SALT LAKE CITY — As her husband's sentencing for murder looms, Bianca Pearman-Brooks is gearing up to proclaim his innocence and do whatever she can to get the legal system to set him free.
A jury convicted Eugene Christopher Wright in April of the Nov. 15, 2007, shooting death of Kenneth Dolezsar in the parking lot of a Sandy Village Inn. Dolezsar was a prominent Springville businessman and part-time hockey coach at then-Utah Valley State College.
Wright has been in jail since his Feb. 28, 2008, arrest and will be sentenced Friday for murder and aggravated robbery, both first-degree felonies. He could be put behind bars for life.
"I know Chris did not do this," declares Pearman-Brooks, who took the witness stand during the trial and swore that Wright had been with her at the time of the murder because both of them were sick with food poisoning. "I believe completely in his innocence. He did not shoot that man."
Pearman-Brooks, who speaks with a lilting British accent, was born in Ireland, raised in England and "bits of Africa," was tutored at home and attended four universities but never found a course of study she liked all that much. Today, she works online from Salt Lake City managing financial affairs for an English businessman.
She is in the United States legally and will be eligible for citizenship in three years.
She met Wright in August 2006 while in America visiting her best friend, who threw a dinner party that brought the couple together. Their attraction was "almost instant," she said. "When you meet the right one, you know."
Seven months later, the two were married in Las Vegas.
"We had an Elvis. We decided to have the full cliche," Pearman-Brooks said.
She still is shocked that Wright was even charged with killing Dolezsar, much less facing the prospect of receiving a long prison sentence.
She flatly rejects the idea that he is capable of murdering anyone. "He's a big guy, and he looks a little intimidating, but he's a softie.

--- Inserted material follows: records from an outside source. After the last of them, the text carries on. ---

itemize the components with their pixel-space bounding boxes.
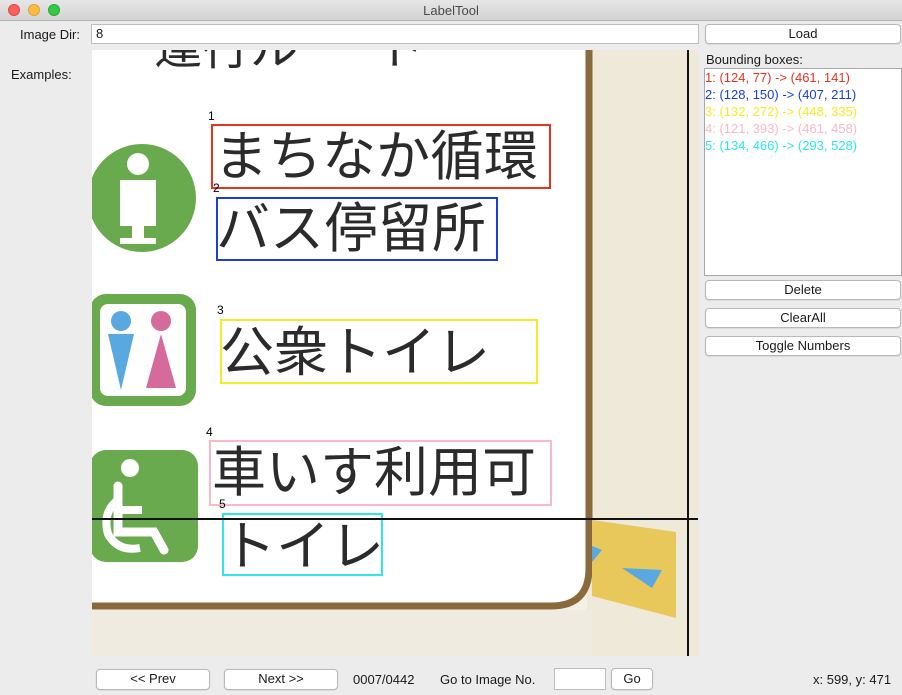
bounding-box-list-item-2[interactable]: 2: (128, 150) -> (407, 211) [705,86,901,103]
restroom-icon [92,294,196,406]
bounding-box-3-number: 3 [217,303,224,317]
bounding-box-1[interactable] [211,124,551,189]
cursor-coordinates: x: 599, y: 471 [813,672,892,687]
bounding-box-list-item-4[interactable]: 4: (121, 393) -> (461, 458) [705,120,901,137]
toggle-numbers-button[interactable]: Toggle Numbers [705,336,901,356]
image-canvas[interactable]: 運行ル ー ト まちなか循環 バス停留所 公衆トイレ 車いす利用可 トイレ 1 … [92,50,698,656]
information-person-icon [92,144,196,252]
delete-button[interactable]: Delete [705,280,901,300]
image-dir-input[interactable]: 8 [91,24,699,44]
bounding-box-list-item-3[interactable]: 3: (132, 272) -> (448, 335) [705,103,901,120]
crosshair-horizontal [92,518,698,520]
bounding-box-2-number: 2 [213,181,220,195]
next-button[interactable]: Next >> [224,669,338,690]
prev-button[interactable]: << Prev [96,669,210,690]
image-progress: 0007/0442 [353,672,415,687]
clearall-button[interactable]: ClearAll [705,308,901,328]
bounding-box-5-number: 5 [219,497,226,511]
bounding-box-list-item-5[interactable]: 5: (134, 466) -> (293, 528) [705,137,901,154]
bounding-box-list-item-1[interactable]: 1: (124, 77) -> (461, 141) [705,69,901,86]
bounding-box-list[interactable]: 1: (124, 77) -> (461, 141) 2: (128, 150)… [704,68,902,276]
load-button[interactable]: Load [705,24,901,44]
image-dir-label: Image Dir: [20,27,80,42]
bounding-box-4[interactable] [209,440,552,506]
bounding-box-4-number: 4 [206,425,213,439]
sign-top-cut-text: 運行ル ー ト [154,50,425,72]
window-title: LabelTool [423,3,479,18]
bounding-box-5[interactable] [222,513,383,576]
bounding-box-1-number: 1 [208,109,215,123]
bounding-box-3[interactable] [220,319,538,384]
wheelchair-icon [92,450,198,562]
go-button[interactable]: Go [611,668,653,690]
goto-image-input[interactable] [554,668,606,690]
bounding-boxes-title: Bounding boxes: [706,52,803,67]
goto-label: Go to Image No. [440,672,536,687]
title-bar: LabelTool [0,0,902,21]
crosshair-vertical [687,50,689,656]
examples-label: Examples: [11,67,72,82]
bounding-box-2[interactable] [216,197,498,261]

He's a man who watches 'The Notebook' (movie) and cries through the whole thing."
Pearman-Brooks particularly takes issue with the idea that Wright would have become homicidal, as prosecutors suggested, if Dolezsar was planning to not take part in a business deal.

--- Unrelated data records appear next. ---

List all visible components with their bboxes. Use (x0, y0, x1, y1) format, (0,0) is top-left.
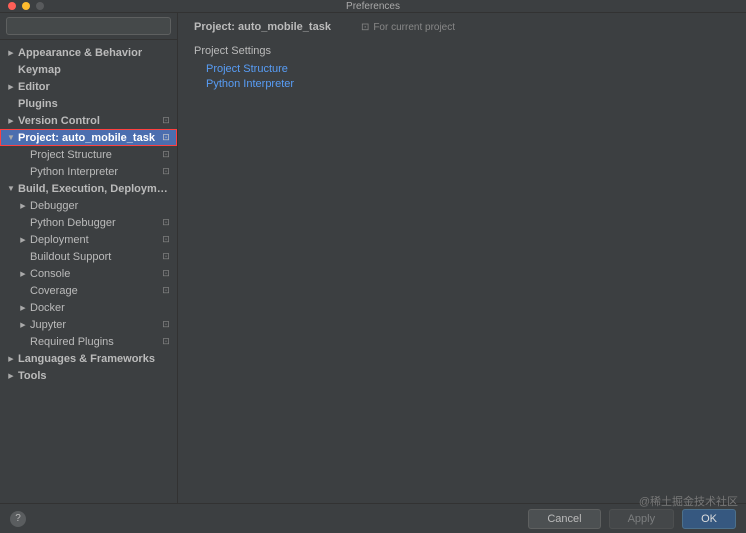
project-badge-icon: ⊡ (161, 116, 171, 126)
tree-item-docker[interactable]: Docker (0, 299, 177, 316)
tree-item-editor[interactable]: Editor (0, 78, 177, 95)
tree-item-appearance[interactable]: Appearance & Behavior (0, 44, 177, 61)
ok-button[interactable]: OK (682, 509, 736, 529)
project-badge-icon: ⊡ (161, 150, 171, 160)
collapse-icon (6, 184, 16, 193)
tree-item-jupyter[interactable]: Jupyter⊡ (0, 316, 177, 333)
maximize-window-icon (36, 2, 44, 10)
expand-icon (6, 117, 16, 125)
expand-icon (18, 270, 28, 278)
project-badge-icon: ⊡ (161, 167, 171, 177)
expand-icon (18, 304, 28, 312)
apply-button[interactable]: Apply (609, 509, 675, 529)
tree-item-project[interactable]: Project: auto_mobile_task⊡ (0, 129, 177, 146)
cancel-button[interactable]: Cancel (528, 509, 600, 529)
tree-item-tools[interactable]: Tools (0, 367, 177, 384)
window-title: Preferences (346, 1, 400, 12)
tree-item-build[interactable]: Build, Execution, Deployment (0, 180, 177, 197)
project-badge-icon: ⊡ (161, 269, 171, 279)
minimize-window-icon[interactable] (22, 2, 30, 10)
scope-label: ⊡ For current project (361, 22, 455, 33)
expand-icon (6, 355, 16, 363)
project-badge-icon: ⊡ (361, 22, 369, 33)
tree-item-debugger[interactable]: Debugger (0, 197, 177, 214)
project-badge-icon: ⊡ (161, 218, 171, 228)
expand-icon (18, 236, 28, 244)
expand-icon (18, 321, 28, 329)
project-badge-icon: ⊡ (161, 252, 171, 262)
tree-item-required-plugins[interactable]: Required Plugins⊡ (0, 333, 177, 350)
tree-item-coverage[interactable]: Coverage⊡ (0, 282, 177, 299)
link-project-structure[interactable]: Project Structure (206, 63, 730, 75)
tree-item-python-debugger[interactable]: Python Debugger⊡ (0, 214, 177, 231)
tree-item-keymap[interactable]: Keymap (0, 61, 177, 78)
tree-item-deployment[interactable]: Deployment⊡ (0, 231, 177, 248)
collapse-icon (6, 133, 16, 142)
tree-item-project-structure[interactable]: Project Structure⊡ (0, 146, 177, 163)
settings-tree: Appearance & Behavior Keymap Editor Plug… (0, 40, 177, 388)
expand-icon (6, 49, 16, 57)
titlebar: Preferences (0, 0, 746, 12)
project-badge-icon: ⊡ (161, 286, 171, 296)
expand-icon (18, 202, 28, 210)
tree-item-languages[interactable]: Languages & Frameworks (0, 350, 177, 367)
search-input[interactable] (6, 17, 171, 35)
page-title: Project: auto_mobile_task (194, 21, 331, 33)
project-badge-icon: ⊡ (161, 320, 171, 330)
sidebar: ⌕ Appearance & Behavior Keymap Editor Pl… (0, 13, 178, 503)
project-badge-icon: ⊡ (161, 133, 171, 143)
project-badge-icon: ⊡ (161, 337, 171, 347)
section-heading: Project Settings (194, 45, 730, 57)
expand-icon (6, 83, 16, 91)
tree-item-python-interpreter[interactable]: Python Interpreter⊡ (0, 163, 177, 180)
main-panel: Project: auto_mobile_task ⊡ For current … (178, 13, 746, 503)
tree-item-version-control[interactable]: Version Control⊡ (0, 112, 177, 129)
footer: ? Cancel Apply OK (0, 503, 746, 533)
tree-item-buildout[interactable]: Buildout Support⊡ (0, 248, 177, 265)
project-badge-icon: ⊡ (161, 235, 171, 245)
tree-item-console[interactable]: Console⊡ (0, 265, 177, 282)
close-window-icon[interactable] (8, 2, 16, 10)
tree-item-plugins[interactable]: Plugins (0, 95, 177, 112)
help-button[interactable]: ? (10, 511, 26, 527)
link-python-interpreter[interactable]: Python Interpreter (206, 78, 730, 90)
window-controls (8, 2, 44, 10)
expand-icon (6, 372, 16, 380)
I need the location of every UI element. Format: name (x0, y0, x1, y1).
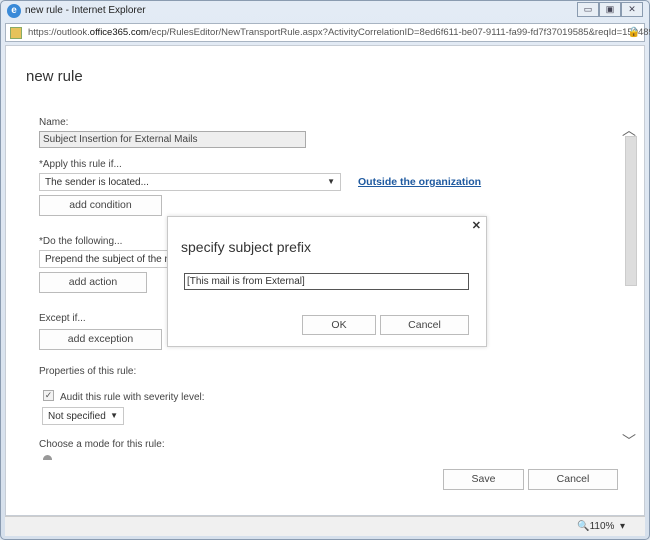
do-label: *Do the following... (39, 236, 123, 247)
url-domain: office365.com (89, 27, 149, 38)
audit-label: Audit this rule with severity level: (60, 392, 205, 403)
subject-prefix-input[interactable]: [This mail is from External] (184, 273, 469, 290)
apply-value: The sender is located... (45, 177, 149, 188)
ok-button[interactable]: OK (302, 315, 376, 335)
mode-label: Choose a mode for this rule: (39, 439, 165, 450)
except-label: Except if... (39, 313, 86, 324)
page-title: new rule (26, 68, 83, 85)
close-window-button[interactable]: ✕ (621, 2, 643, 17)
apply-condition-select[interactable]: The sender is located... ▼ (39, 173, 341, 191)
dialog-title: specify subject prefix (181, 239, 311, 255)
close-dialog-icon[interactable]: ✕ (472, 219, 481, 232)
maximize-button[interactable]: ▣ (599, 2, 621, 17)
outside-organization-link[interactable]: Outside the organization (358, 176, 481, 188)
zoom-icon: 🔍 (577, 521, 590, 532)
save-button[interactable]: Save (443, 469, 524, 490)
zoom-level: 110% (589, 521, 615, 532)
name-input[interactable]: Subject Insertion for External Mails (39, 131, 306, 148)
chevron-down-icon: ▼ (110, 411, 118, 420)
title-bar: e new rule - Internet Explorer ▭ ▣ ✕ (1, 1, 649, 21)
mode-radio[interactable] (43, 455, 52, 460)
browser-window: e new rule - Internet Explorer ▭ ▣ ✕ htt… (0, 0, 650, 540)
url-path: /ecp/RulesEditor/NewTransportRule.aspx?A… (148, 27, 650, 38)
dialog-cancel-button[interactable]: Cancel (380, 315, 469, 335)
add-exception-button[interactable]: add exception (39, 329, 162, 350)
status-bar: 🔍110% ▾ (5, 516, 645, 536)
cancel-button[interactable]: Cancel (528, 469, 618, 490)
lock-icon: 🔒 (627, 27, 640, 38)
zoom-control[interactable]: 🔍110% ▾ (577, 521, 625, 532)
chevron-down-icon: ▼ (327, 177, 335, 186)
apply-label: *Apply this rule if... (39, 159, 122, 170)
add-condition-button[interactable]: add condition (39, 195, 162, 216)
subject-prefix-dialog: ✕ specify subject prefix [This mail is f… (167, 216, 487, 347)
scroll-thumb[interactable] (625, 136, 637, 286)
scroll-up-icon[interactable]: ︿ (622, 120, 636, 140)
minimize-button[interactable]: ▭ (577, 2, 599, 17)
properties-label: Properties of this rule: (39, 366, 137, 377)
scrollbar[interactable] (624, 124, 638, 444)
name-label: Name: (39, 117, 69, 128)
add-action-button[interactable]: add action (39, 272, 147, 293)
scroll-down-icon[interactable]: ﹀ (622, 431, 636, 451)
address-bar[interactable]: https://outlook.office365.com/ecp/RulesE… (5, 23, 650, 42)
ie-logo-icon: e (7, 4, 21, 18)
audit-checkbox[interactable]: ✓ (43, 390, 54, 401)
window-title: new rule - Internet Explorer (25, 5, 146, 16)
severity-value: Not specified (48, 411, 106, 422)
action-select[interactable]: Prepend the subject of the m (39, 250, 179, 268)
page-icon (10, 27, 22, 39)
page-content: new rule Name: Subject Insertion for Ext… (5, 45, 645, 516)
severity-select[interactable]: Not specified ▼ (42, 407, 124, 425)
url-prefix: https://outlook. (28, 27, 90, 38)
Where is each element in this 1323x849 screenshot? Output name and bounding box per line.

Wright was a developer who was working on two high-end recreational vehicle parks in Texas and Idaho and an assisted-living facility in Park City, she said. "Christopher had deals fall through all the time — it's the nature of the business. He wouldn't throw away his life over a loan that had gone south."
Although the jury verdict came as a shock and she said she "wept quite solidly for two months" afterward, Pearman-Brooks is no critic of the U.S. court system.
"The legal system worked with what the Sandy police gave them, and it was just so fundamentally flawed in so many ways," she said.
Pearman-Brooks is convinced that Sandy police focused on her husband because he bought a disposable cell phone (which Wright had said was at Dolezsar's request) and built the case around that fact rather than exploring all options. "It was farcical."
In addition, she suspects David Novak, a somewhat mysterious figure who brought Wright and Dolezsar together and has since left town, played a role in all this that she believes should have been investigated further.
Pearman-Brooks said she wants to start a foundation to help people with legal expenses in criminal cases who do not qualify for court-appointed attorneys, and she also will help her husband with his appeals.
Pearman-Brooks said no one deserves to be gunned down as Dolezsar was and, as for Dee Mower, Dolezsar's widow, "It must be awful to lose a husband permanently."
For Pearman-Brooks, though, the focus is on the future.
She's visited her husband in jail twice a week, which she said is all she is allowed, and they write to each other daily. The court appeals might take a long time, but she's prepared.
"I at least want a chance to get him back, and I will fight," she said. "It'll just be whatever it takes, no matter what."